The establishment of the Goldwin Smith Hall library is perhaps the most noteworthy event of the year. This is, in a way, for the students in the literary and historical courses a counterpart of the collections of apparatus and tools in the laboratories and workshops. It consists chiefly of additional copies of books, already in the

general library, used in undergraduate work in the humanities, providing in some cases many copies of the books most in demand in the larger classes. The collection now numbers about eleven hundred volumes and is distinctly a reference collection. The books have been arranged on open shelves in a commodious reading room and have been classified according to the departments of instruction represented.

Among the more important gifts of the year the largest consists of 368 volumes of legal works bequeathed to the Law library by the late F. M. Finch. The general library received from ex-President White, 279 volumes; from Theodore Stanton, of the class of '76, 168 volumes; from C. W. Wason, of the class of '76, a complete set of the valuable publications of the Rowfant Club, complete sets of which are rare; from Samuel Fraser, a complete set of the Ayrshire Herdbook in 30 volumes. To yourself and to Professors Burr, Carpenter, Hart, Hewett, Tarr and Willcox, the Library is also indebted for many valuable additions. From the Hispanic Society of America we received three of the Society's costly facsimile reprints of rare Spanish works, and from Mr. C. H. St. John Hornby, a copy of his privately printed edition of Dante's Purgatorio. From the National Government and from various state and municipal governments the usual supply of federal, state and municipal documents has been received. From the English, Canadian and Australian Patent Offices we continue to receive their valuable publications. For the gifts here mentioned, and for the numerous minor gifts received during the year, prompt acknowledgement of our thanks has been made to the respective donors.

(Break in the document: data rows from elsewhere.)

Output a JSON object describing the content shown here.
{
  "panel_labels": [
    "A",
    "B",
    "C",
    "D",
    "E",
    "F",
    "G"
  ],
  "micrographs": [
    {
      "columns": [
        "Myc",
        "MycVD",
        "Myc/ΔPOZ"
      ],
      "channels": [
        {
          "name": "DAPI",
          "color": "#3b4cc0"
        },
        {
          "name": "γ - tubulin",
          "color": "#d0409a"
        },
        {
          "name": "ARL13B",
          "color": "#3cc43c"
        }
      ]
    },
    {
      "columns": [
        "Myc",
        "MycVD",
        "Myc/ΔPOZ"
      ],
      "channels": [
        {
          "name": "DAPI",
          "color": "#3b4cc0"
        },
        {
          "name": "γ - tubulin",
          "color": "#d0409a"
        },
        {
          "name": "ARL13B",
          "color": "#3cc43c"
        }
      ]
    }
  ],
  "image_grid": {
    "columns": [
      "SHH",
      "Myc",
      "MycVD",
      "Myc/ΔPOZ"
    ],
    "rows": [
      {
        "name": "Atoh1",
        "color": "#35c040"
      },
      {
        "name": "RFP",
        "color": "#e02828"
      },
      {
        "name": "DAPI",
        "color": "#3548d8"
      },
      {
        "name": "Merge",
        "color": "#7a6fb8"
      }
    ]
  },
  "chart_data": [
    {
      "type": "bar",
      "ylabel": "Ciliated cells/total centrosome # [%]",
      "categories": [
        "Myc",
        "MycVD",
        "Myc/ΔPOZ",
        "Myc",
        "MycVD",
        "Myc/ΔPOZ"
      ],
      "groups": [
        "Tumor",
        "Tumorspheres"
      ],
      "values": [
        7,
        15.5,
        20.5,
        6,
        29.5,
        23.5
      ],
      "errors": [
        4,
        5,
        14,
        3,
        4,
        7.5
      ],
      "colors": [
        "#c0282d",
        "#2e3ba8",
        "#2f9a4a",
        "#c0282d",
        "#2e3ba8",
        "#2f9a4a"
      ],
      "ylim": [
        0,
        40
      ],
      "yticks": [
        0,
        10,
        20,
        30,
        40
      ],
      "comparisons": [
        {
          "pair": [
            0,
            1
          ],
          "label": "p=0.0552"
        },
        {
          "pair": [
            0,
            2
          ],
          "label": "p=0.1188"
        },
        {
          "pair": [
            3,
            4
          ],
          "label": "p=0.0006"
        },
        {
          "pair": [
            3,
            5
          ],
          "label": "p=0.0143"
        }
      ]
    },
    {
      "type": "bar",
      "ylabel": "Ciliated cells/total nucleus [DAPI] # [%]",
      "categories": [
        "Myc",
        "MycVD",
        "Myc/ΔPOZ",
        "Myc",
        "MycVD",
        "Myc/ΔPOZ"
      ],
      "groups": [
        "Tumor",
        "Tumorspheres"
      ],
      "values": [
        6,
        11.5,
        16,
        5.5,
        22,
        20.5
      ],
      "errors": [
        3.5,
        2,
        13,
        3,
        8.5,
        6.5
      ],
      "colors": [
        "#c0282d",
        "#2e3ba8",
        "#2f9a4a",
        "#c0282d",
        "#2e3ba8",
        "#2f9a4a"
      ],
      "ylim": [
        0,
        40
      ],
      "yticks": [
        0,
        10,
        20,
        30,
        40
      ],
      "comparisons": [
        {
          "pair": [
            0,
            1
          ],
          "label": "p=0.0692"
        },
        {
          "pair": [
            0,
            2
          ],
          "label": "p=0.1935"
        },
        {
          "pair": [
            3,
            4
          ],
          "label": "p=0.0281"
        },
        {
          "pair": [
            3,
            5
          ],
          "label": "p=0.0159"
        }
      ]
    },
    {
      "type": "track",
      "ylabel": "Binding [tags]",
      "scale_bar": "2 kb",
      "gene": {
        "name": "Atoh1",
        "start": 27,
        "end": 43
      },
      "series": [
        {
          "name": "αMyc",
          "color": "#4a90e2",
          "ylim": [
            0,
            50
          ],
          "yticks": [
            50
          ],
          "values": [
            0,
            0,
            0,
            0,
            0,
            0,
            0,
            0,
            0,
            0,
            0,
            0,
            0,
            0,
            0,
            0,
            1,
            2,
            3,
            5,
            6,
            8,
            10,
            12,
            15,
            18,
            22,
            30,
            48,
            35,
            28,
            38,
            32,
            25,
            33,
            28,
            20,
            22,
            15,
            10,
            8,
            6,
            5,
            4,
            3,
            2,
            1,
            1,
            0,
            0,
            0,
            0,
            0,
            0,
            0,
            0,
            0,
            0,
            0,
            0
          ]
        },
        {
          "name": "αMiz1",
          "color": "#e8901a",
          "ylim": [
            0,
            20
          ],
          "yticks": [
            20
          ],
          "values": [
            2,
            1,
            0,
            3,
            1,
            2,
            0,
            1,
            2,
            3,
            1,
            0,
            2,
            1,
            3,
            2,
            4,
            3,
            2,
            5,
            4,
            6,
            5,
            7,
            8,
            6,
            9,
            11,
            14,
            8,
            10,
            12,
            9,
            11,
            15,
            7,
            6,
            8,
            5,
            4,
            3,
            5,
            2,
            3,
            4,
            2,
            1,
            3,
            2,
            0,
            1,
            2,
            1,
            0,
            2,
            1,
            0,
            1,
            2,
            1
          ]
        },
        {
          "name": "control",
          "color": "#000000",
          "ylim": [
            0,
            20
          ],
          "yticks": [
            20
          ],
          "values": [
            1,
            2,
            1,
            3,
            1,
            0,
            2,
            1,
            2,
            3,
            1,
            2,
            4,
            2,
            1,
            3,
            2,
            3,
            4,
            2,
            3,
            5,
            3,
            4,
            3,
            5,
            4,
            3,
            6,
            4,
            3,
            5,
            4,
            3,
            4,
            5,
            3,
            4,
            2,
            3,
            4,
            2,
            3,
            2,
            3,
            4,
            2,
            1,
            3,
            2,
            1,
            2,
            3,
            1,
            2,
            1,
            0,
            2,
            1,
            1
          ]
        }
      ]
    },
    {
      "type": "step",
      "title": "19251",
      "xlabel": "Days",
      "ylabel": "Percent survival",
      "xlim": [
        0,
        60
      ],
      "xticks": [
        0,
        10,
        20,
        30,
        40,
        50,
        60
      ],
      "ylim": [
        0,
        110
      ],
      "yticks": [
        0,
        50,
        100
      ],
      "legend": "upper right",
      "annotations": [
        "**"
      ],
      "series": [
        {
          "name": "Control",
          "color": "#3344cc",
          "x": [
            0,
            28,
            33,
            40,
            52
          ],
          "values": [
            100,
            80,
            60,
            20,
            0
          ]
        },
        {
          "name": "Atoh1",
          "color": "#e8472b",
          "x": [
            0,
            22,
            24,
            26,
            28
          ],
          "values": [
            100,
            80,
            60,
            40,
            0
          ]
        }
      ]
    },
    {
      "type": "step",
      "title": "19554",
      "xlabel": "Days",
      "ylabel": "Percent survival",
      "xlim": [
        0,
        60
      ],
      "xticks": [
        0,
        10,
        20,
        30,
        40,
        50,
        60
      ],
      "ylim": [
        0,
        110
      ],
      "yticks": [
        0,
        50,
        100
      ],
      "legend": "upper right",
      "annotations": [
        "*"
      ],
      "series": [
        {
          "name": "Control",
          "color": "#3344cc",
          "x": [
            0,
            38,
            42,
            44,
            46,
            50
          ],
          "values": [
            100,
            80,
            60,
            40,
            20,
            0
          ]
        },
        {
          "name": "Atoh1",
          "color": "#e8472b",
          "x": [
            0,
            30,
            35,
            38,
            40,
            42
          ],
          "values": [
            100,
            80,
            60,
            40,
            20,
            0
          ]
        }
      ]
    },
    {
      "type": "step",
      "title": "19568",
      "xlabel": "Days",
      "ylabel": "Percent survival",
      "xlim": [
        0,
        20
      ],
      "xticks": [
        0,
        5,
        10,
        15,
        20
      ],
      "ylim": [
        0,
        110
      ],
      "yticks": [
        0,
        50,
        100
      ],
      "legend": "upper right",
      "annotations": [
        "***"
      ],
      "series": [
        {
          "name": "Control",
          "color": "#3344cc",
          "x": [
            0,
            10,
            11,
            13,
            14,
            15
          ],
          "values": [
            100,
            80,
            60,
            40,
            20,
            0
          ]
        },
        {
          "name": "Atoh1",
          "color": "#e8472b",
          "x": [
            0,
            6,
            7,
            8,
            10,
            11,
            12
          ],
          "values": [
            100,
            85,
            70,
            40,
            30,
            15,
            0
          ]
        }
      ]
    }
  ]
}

Among the more important and costly works purchased during the year may be noted a fifteenth century manuscript of Cicero's Tusculanæ Disputationes, a fifteenth century manuscript of St. Bernard's Miracula in itinere germanico patrata; facsimiles of the Codex Vindobonensis of Livy, of the Orsini codex of Petrarch's Rime, and of a modern illuminated manuscript of Petrarch's Trionfi; a set of the Tudor facsimile texts; Fry's Description of the Great Bible; Proctor's Index to Early Printed Books; Recopilacion de leyes de los reynos de las Indias, 1681; Imhoof-Blumer's Kleinasiatische Münzen; De Morgan's Mémoires de la Délégation en Perse; Cassin's Mammalogy of the U. S. Exploring Expedition; Dumerilet Bocourt's Études sur les Reptiles; Dumeril et Bibron's Erpétologie générale; Boulenger's Fishes of the Nile; Gratiolet's Mémoire sur les plis cérébraux de l'homme; Rothschild's Extinct Birds; Saccardo's Sylloge

Fungorum; Semmler's Aetherische Öle; Sanmicheli, Fabbriche Civili; Watts' Dictionary of Chemistry. Complete sets of Analecta Hymnica Medii Aevi, Boletin de la Real Academia de la Historia, (Madrid), Comptes rendus des séances de la Société de Biologie, Dekorative Vorbilder, Igl Ischi, Publicationen aus den K. preussischen Staatsarchiven, Proceedings of the Society of Antiquaries of Scotland, Scottish Notes and Queries, and Vierteljahrschrift der astronomischen Gesellschaft. The following important sets have been completed: Bulletin de l'Académie Royale de Belgique, Kgl. Svenska Vetenskaps Academiens Forhandlinger, Hedwigia, Journal of the Royal Asiatic Society, Répertoire du Théatre français, Stenographische Berichte des Reichstags, Forschungen zur Brandenburgischen und Preussischen Geschichte, State Records of North Carolina, and Pflüger's Archiv für die gesammte Physiologie des Menschen und der Thiere.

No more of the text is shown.